Будучи самым высоким в семье, я привык склонять голову, входя в двери дома, и видеть собственные торчащие колени, когда садился рядом с дядями. Но здесь, в этой церкви с высокими потолками, я чувствовал себя маленьким и беспомощным. Мои руки были связаны между собой и привязаны к рукам соседей. Если один из нас шевелил рукой или ногой, чтобы принять позу поудобнее, работорговец дергал за веревку, чтобы вернуть непокорного на место. Священник захлопнул книгу и положил ее на столик перед собой. Он кивнул торговцу, который вытолкнул вперед первого раба – женщину с широко посаженными глазами навыкате. Пальцы священника прочертили в воздухе крест над ее лицом и грудью. Я смотрел на него, не мигая, и все это время думал о значении этого действия и почему он повторял это действие с каждым из нас. Только значительно позже я понял его значение. Я вошел в церковь слугой Аллаха, Мустафой ибн-Мухаммадом ибн-Абдуссаламом аль-Замори, а вышел Эстебаном. Просто Эстебаном, одним жестом лишенным веры и предков.
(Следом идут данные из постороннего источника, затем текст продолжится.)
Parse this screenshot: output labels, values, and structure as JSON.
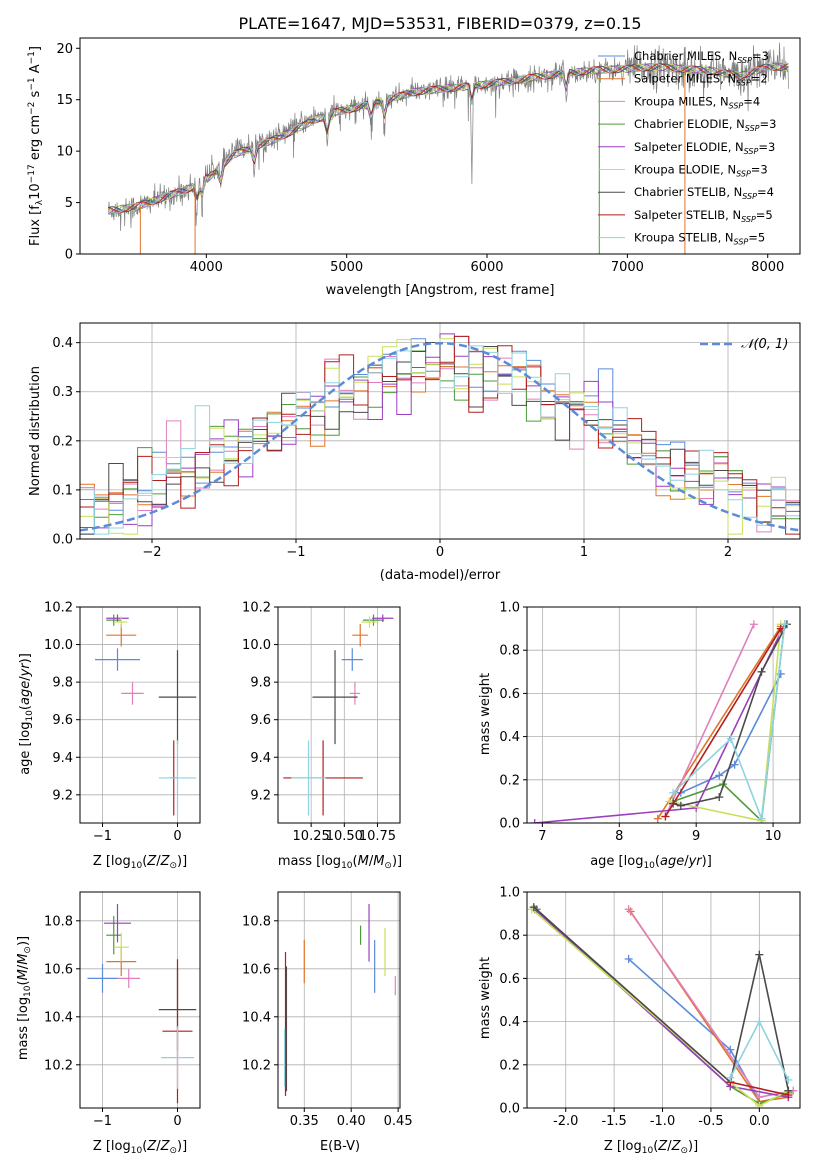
{
  "figure_title": "PLATE=1647, MJD=53531, FIBERID=0379, z=0.15",
  "colors": {
    "Chabrier MILES": "#5b8bd9",
    "Salpeter MILES": "#e0752a",
    "Kroupa MILES": "#e07fbd",
    "Chabrier ELODIE": "#4f9a3d",
    "Salpeter ELODIE": "#9b3fc0",
    "Kroupa ELODIE": "#c9e05a",
    "Chabrier STELIB": "#4a4a4a",
    "Salpeter STELIB": "#b21e1e",
    "Kroupa STELIB": "#8fd3e0",
    "data": "#808080",
    "gauss": "#5b8bd9"
  },
  "legend_labels": [
    "Chabrier MILES, N_SSP=3",
    "Salpeter MILES, N_SSP=2",
    "Kroupa MILES, N_SSP=4",
    "Chabrier ELODIE, N_SSP=3",
    "Salpeter ELODIE, N_SSP=3",
    "Kroupa ELODIE, N_SSP=3",
    "Chabrier STELIB, N_SSP=4",
    "Salpeter STELIB, N_SSP=5",
    "Kroupa STELIB, N_SSP=5"
  ],
  "chart_data": [
    {
      "id": "spectrum",
      "type": "line",
      "xlabel": "wavelength [Angstrom, rest frame]",
      "ylabel": "Flux [f_λ 10^-17 erg cm^-2 s^-1 A^-1]",
      "xlim": [
        3100,
        8230
      ],
      "ylim": [
        0,
        21
      ],
      "xticks": [
        4000,
        5000,
        6000,
        7000,
        8000
      ],
      "yticks": [
        0,
        5,
        10,
        15,
        20
      ],
      "grid": false,
      "legend_position": "top-right",
      "trend": {
        "x": [
          3300,
          3500,
          3700,
          3900,
          4000,
          4200,
          4500,
          4800,
          5000,
          5200,
          5500,
          6000,
          6500,
          6800,
          7000,
          7200,
          7400,
          7600,
          7800,
          8000
        ],
        "y": [
          4.2,
          4.6,
          5.5,
          6.5,
          7.5,
          10.0,
          11.5,
          13.5,
          14.0,
          14.7,
          15.8,
          16.5,
          17.5,
          17.9,
          18.0,
          18.2,
          18.0,
          17.8,
          17.3,
          18.2
        ]
      },
      "absorption_lines": [
        3934,
        3969,
        4102,
        4341,
        4861,
        5175,
        5270,
        5892,
        6563
      ],
      "model_drop_x": [
        3530,
        3920,
        6800,
        7410
      ]
    },
    {
      "id": "residual_hist",
      "type": "step",
      "xlabel": "(data-model)/error",
      "ylabel": "Normed distribution",
      "xlim": [
        -2.5,
        2.5
      ],
      "ylim": [
        0,
        0.44
      ],
      "xticks": [
        -2,
        -1,
        0,
        1,
        2
      ],
      "yticks": [
        0.0,
        0.1,
        0.2,
        0.3,
        0.4
      ],
      "grid": true,
      "legend": "N(0,1)",
      "legend_position": "top-right",
      "bin_width": 0.1,
      "bin_start": -2.5
    },
    {
      "id": "age_vs_Z",
      "type": "errorbar",
      "xlabel": "Z [log10(Z/Z⊙)]",
      "ylabel": "age [log10(age/yr)]",
      "xlim": [
        -1.3,
        0.3
      ],
      "ylim": [
        9.05,
        10.2
      ],
      "xticks": [
        -1,
        0
      ],
      "yticks": [
        9.2,
        9.4,
        9.6,
        9.8,
        10.0,
        10.2
      ],
      "points": [
        {
          "series": "Chabrier MILES",
          "x": -0.8,
          "xerr": 0.3,
          "y": 9.92,
          "yerr": 0.06
        },
        {
          "series": "Salpeter MILES",
          "x": -0.75,
          "xerr": 0.2,
          "y": 10.05,
          "yerr": 0.06
        },
        {
          "series": "Kroupa MILES",
          "x": -0.6,
          "xerr": 0.15,
          "y": 9.74,
          "yerr": 0.06
        },
        {
          "series": "Chabrier ELODIE",
          "x": -0.85,
          "xerr": 0.1,
          "y": 10.13,
          "yerr": 0.03
        },
        {
          "series": "Salpeter ELODIE",
          "x": -0.8,
          "xerr": 0.15,
          "y": 10.14,
          "yerr": 0.02
        },
        {
          "series": "Kroupa ELODIE",
          "x": -0.75,
          "xerr": 0.08,
          "y": 10.12,
          "yerr": 0.03
        },
        {
          "series": "Chabrier STELIB",
          "x": 0.0,
          "xerr": 0.25,
          "y": 9.72,
          "yerr": 0.25
        },
        {
          "series": "Salpeter STELIB",
          "x": -0.05,
          "xerr": 0.05,
          "y": 9.29,
          "yerr": 0.2
        },
        {
          "series": "Kroupa STELIB",
          "x": 0.0,
          "xerr": 0.25,
          "y": 9.29,
          "yerr": 0.2
        }
      ]
    },
    {
      "id": "age_vs_mass",
      "type": "errorbar",
      "xlabel": "mass [log10(M/M⊙)]",
      "ylabel": "",
      "xlim": [
        10.0,
        10.92
      ],
      "ylim": [
        9.05,
        10.2
      ],
      "xticks": [
        10.25,
        10.5,
        10.75
      ],
      "yticks": [
        9.2,
        9.4,
        9.6,
        9.8,
        10.0,
        10.2
      ],
      "points": [
        {
          "series": "Chabrier MILES",
          "x": 10.56,
          "xerr": 0.08,
          "y": 9.92,
          "yerr": 0.06
        },
        {
          "series": "Salpeter MILES",
          "x": 10.62,
          "xerr": 0.06,
          "y": 10.05,
          "yerr": 0.06
        },
        {
          "series": "Kroupa MILES",
          "x": 10.58,
          "xerr": 0.04,
          "y": 9.74,
          "yerr": 0.06
        },
        {
          "series": "Chabrier ELODIE",
          "x": 10.72,
          "xerr": 0.08,
          "y": 10.13,
          "yerr": 0.03
        },
        {
          "series": "Salpeter ELODIE",
          "x": 10.79,
          "xerr": 0.08,
          "y": 10.14,
          "yerr": 0.02
        },
        {
          "series": "Kroupa ELODIE",
          "x": 10.69,
          "xerr": 0.06,
          "y": 10.12,
          "yerr": 0.03
        },
        {
          "series": "Chabrier STELIB",
          "x": 10.43,
          "xerr": 0.17,
          "y": 9.72,
          "yerr": 0.25
        },
        {
          "series": "Salpeter STELIB",
          "x": 10.34,
          "xerr": 0.3,
          "y": 9.29,
          "yerr": 0.2
        },
        {
          "series": "Kroupa STELIB",
          "x": 10.23,
          "xerr": 0.13,
          "y": 9.29,
          "yerr": 0.2
        }
      ]
    },
    {
      "id": "weight_vs_age",
      "type": "line",
      "xlabel": "age [log10(age/yr)]",
      "ylabel": "mass weight",
      "xlim": [
        6.8,
        10.35
      ],
      "ylim": [
        0,
        1
      ],
      "xticks": [
        7,
        8,
        9,
        10
      ],
      "yticks": [
        0.0,
        0.2,
        0.4,
        0.6,
        0.8,
        1.0
      ],
      "grid": true,
      "series": [
        {
          "name": "Chabrier MILES",
          "x": [
            10.1,
            9.5,
            9.3,
            8.8
          ],
          "y": [
            0.69,
            0.27,
            0.22,
            0.14
          ]
        },
        {
          "name": "Salpeter MILES",
          "x": [
            10.1,
            8.5
          ],
          "y": [
            0.91,
            0.02
          ]
        },
        {
          "name": "Kroupa MILES",
          "x": [
            9.75,
            8.6
          ],
          "y": [
            0.92,
            0.03
          ]
        },
        {
          "name": "Chabrier ELODIE",
          "x": [
            10.15,
            9.85,
            9.35,
            8.7
          ],
          "y": [
            0.92,
            0.01,
            0.18,
            0.1
          ]
        },
        {
          "name": "Salpeter ELODIE",
          "x": [
            10.15,
            9.0,
            6.9
          ],
          "y": [
            0.92,
            0.07,
            0.0
          ]
        },
        {
          "name": "Kroupa ELODIE",
          "x": [
            10.1,
            9.85,
            8.65
          ],
          "y": [
            0.92,
            0.01,
            0.1
          ]
        },
        {
          "name": "Chabrier STELIB",
          "x": [
            10.18,
            9.85,
            9.3,
            8.8,
            8.7
          ],
          "y": [
            0.92,
            0.7,
            0.12,
            0.08,
            0.09
          ]
        },
        {
          "name": "Salpeter STELIB",
          "x": [
            10.1,
            8.6
          ],
          "y": [
            0.9,
            0.03
          ]
        },
        {
          "name": "Kroupa STELIB",
          "x": [
            10.15,
            9.85,
            9.45,
            8.7
          ],
          "y": [
            0.92,
            0.02,
            0.39,
            0.14
          ]
        }
      ]
    },
    {
      "id": "mass_vs_Z",
      "type": "errorbar",
      "xlabel": "Z [log10(Z/Z⊙)]",
      "ylabel": "mass [log10(M/M⊙)]",
      "xlim": [
        -1.3,
        0.3
      ],
      "ylim": [
        10.02,
        10.92
      ],
      "xticks": [
        -1,
        0
      ],
      "yticks": [
        10.2,
        10.4,
        10.6,
        10.8
      ],
      "points": [
        {
          "series": "Chabrier MILES",
          "x": -1.0,
          "xerr": 0.2,
          "y": 10.56,
          "yerr": 0.06
        },
        {
          "series": "Salpeter MILES",
          "x": -0.75,
          "xerr": 0.2,
          "y": 10.63,
          "yerr": 0.06
        },
        {
          "series": "Kroupa MILES",
          "x": -0.65,
          "xerr": 0.15,
          "y": 10.56,
          "yerr": 0.04
        },
        {
          "series": "Chabrier ELODIE",
          "x": -0.85,
          "xerr": 0.1,
          "y": 10.74,
          "yerr": 0.08
        },
        {
          "series": "Salpeter ELODIE",
          "x": -0.8,
          "xerr": 0.18,
          "y": 10.79,
          "yerr": 0.08
        },
        {
          "series": "Kroupa ELODIE",
          "x": -0.75,
          "xerr": 0.1,
          "y": 10.69,
          "yerr": 0.06
        },
        {
          "series": "Chabrier STELIB",
          "x": 0.0,
          "xerr": 0.25,
          "y": 10.43,
          "yerr": 0.17
        },
        {
          "series": "Salpeter STELIB",
          "x": 0.0,
          "xerr": 0.2,
          "y": 10.34,
          "yerr": 0.3
        },
        {
          "series": "Kroupa STELIB",
          "x": 0.0,
          "xerr": 0.22,
          "y": 10.23,
          "yerr": 0.13
        }
      ]
    },
    {
      "id": "mass_vs_EBV",
      "type": "errorbar",
      "xlabel": "E(B-V)",
      "ylabel": "",
      "xlim": [
        0.322,
        0.452
      ],
      "ylim": [
        10.02,
        10.92
      ],
      "xticks": [
        0.35,
        0.4,
        0.45
      ],
      "yticks": [
        10.2,
        10.4,
        10.6,
        10.8
      ],
      "points": [
        {
          "series": "Chabrier MILES",
          "x": 0.425,
          "xerr": 0,
          "y": 10.61,
          "yerr": 0.11
        },
        {
          "series": "Salpeter MILES",
          "x": 0.35,
          "xerr": 0,
          "y": 10.63,
          "yerr": 0.09
        },
        {
          "series": "Kroupa MILES",
          "x": 0.447,
          "xerr": 0,
          "y": 10.53,
          "yerr": 0.04
        },
        {
          "series": "Chabrier ELODIE",
          "x": 0.41,
          "xerr": 0,
          "y": 10.74,
          "yerr": 0.04
        },
        {
          "series": "Salpeter ELODIE",
          "x": 0.419,
          "xerr": 0,
          "y": 10.75,
          "yerr": 0.12
        },
        {
          "series": "Kroupa ELODIE",
          "x": 0.436,
          "xerr": 0,
          "y": 10.67,
          "yerr": 0.1
        },
        {
          "series": "Chabrier STELIB",
          "x": 0.331,
          "xerr": 0,
          "y": 10.35,
          "yerr": 0.26
        },
        {
          "series": "Salpeter STELIB",
          "x": 0.33,
          "xerr": 0,
          "y": 10.37,
          "yerr": 0.3
        },
        {
          "series": "Kroupa STELIB",
          "x": 0.329,
          "xerr": 0,
          "y": 10.23,
          "yerr": 0.12
        }
      ]
    },
    {
      "id": "weight_vs_Z",
      "type": "line",
      "xlabel": "Z [log10(Z/Z⊙)]",
      "ylabel": "mass weight",
      "xlim": [
        -2.4,
        0.42
      ],
      "ylim": [
        0,
        1
      ],
      "xticks": [
        -2.0,
        -1.5,
        -1.0,
        -0.5,
        0.0
      ],
      "yticks": [
        0.0,
        0.2,
        0.4,
        0.6,
        0.8,
        1.0
      ],
      "grid": true,
      "series": [
        {
          "name": "Chabrier MILES",
          "x": [
            -1.35,
            -0.3,
            0.0
          ],
          "y": [
            0.69,
            0.27,
            0.03
          ]
        },
        {
          "name": "Salpeter MILES",
          "x": [
            -1.33,
            0.0,
            0.3
          ],
          "y": [
            0.91,
            0.03,
            0.05
          ]
        },
        {
          "name": "Kroupa MILES",
          "x": [
            -1.35,
            0.0,
            0.35
          ],
          "y": [
            0.92,
            0.05,
            0.08
          ]
        },
        {
          "name": "Chabrier ELODIE",
          "x": [
            -2.3,
            -0.3,
            0.0,
            0.3
          ],
          "y": [
            0.92,
            0.1,
            0.02,
            0.07
          ]
        },
        {
          "name": "Salpeter ELODIE",
          "x": [
            -2.32,
            -0.3,
            0.3
          ],
          "y": [
            0.92,
            0.1,
            0.05
          ]
        },
        {
          "name": "Kroupa ELODIE",
          "x": [
            -2.35,
            -0.3,
            0.0,
            0.3
          ],
          "y": [
            0.92,
            0.12,
            0.01,
            0.08
          ]
        },
        {
          "name": "Chabrier STELIB",
          "x": [
            -2.33,
            -0.3,
            0.0,
            0.3
          ],
          "y": [
            0.93,
            0.12,
            0.71,
            0.08
          ]
        },
        {
          "name": "Salpeter STELIB",
          "x": [
            -0.3,
            0.3
          ],
          "y": [
            0.12,
            0.06
          ]
        },
        {
          "name": "Kroupa STELIB",
          "x": [
            -0.3,
            0.0,
            0.3
          ],
          "y": [
            0.14,
            0.4,
            0.13
          ]
        }
      ]
    }
  ]
}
Работорговец вывел нас из собора. Он снова натянул красный платок на нос, защищаясь от вони своих подопечных. С проворством человека, решившего успеть за день как можно больше, он повел нас обратно в порт и в загон для рабов, охраняемый собаками. По правде сказать, в охране не было необходимости, потому что мы так устали и изголодались, что никому не хватило бы сил далеко убежать. Четыре женщины из нашей группы сбились в кучу в дальнем конце загона. Мне было трудно разговаривать с ними, потому что они говорили на другом диалекте тамазигхта[21], но постепенно мне удалось выяснить, что это дочери сельских жителей, сильно пострадавших во время засухи. Двое мужчин рассказали, что они из Гвинеи и были проданы на тамошних невольничьих рынках, потом перевезены в Аземмур, а оттуда – в Севилью. Перед самым закатом человек принес нам миски с холодной похлебкой. Мы произнесли имя Всевышнего перед трапезой, каждый на своем языке и по своему обычаю, и жадно принялись есть.

Я спал на соломенном тюфяке, от которого к утру ужасно зачесалось все тело, и пытался уснуть. Но сон не шел. Вдали я слышал шум Гвадалквивира и вспоминал Яхью, который, несмотря на все мои попытки, так и не научился плавать. Он никак не мог одолеть свой страх перед водой на время, достаточное, чтобы войти глубоко в Умм-эр-Рбию. Как же дразнил его Юсуф! Я старался защищать его от издевок других мальчишек, купавшихся в реке, но в конце концов он всегда начинал плакать. Иногда в период нереста из воды выпрыгивали рыбы, и я пытался поймать их, чтобы Яхья, увидев это, наконец захотел оставить безопасный берег. Но рыбы всегда оказывались слишком скользкими, и мне никак не удавалось их поймать. Сумеет ли Юсуф научить брата тому, чему не смог научить его я?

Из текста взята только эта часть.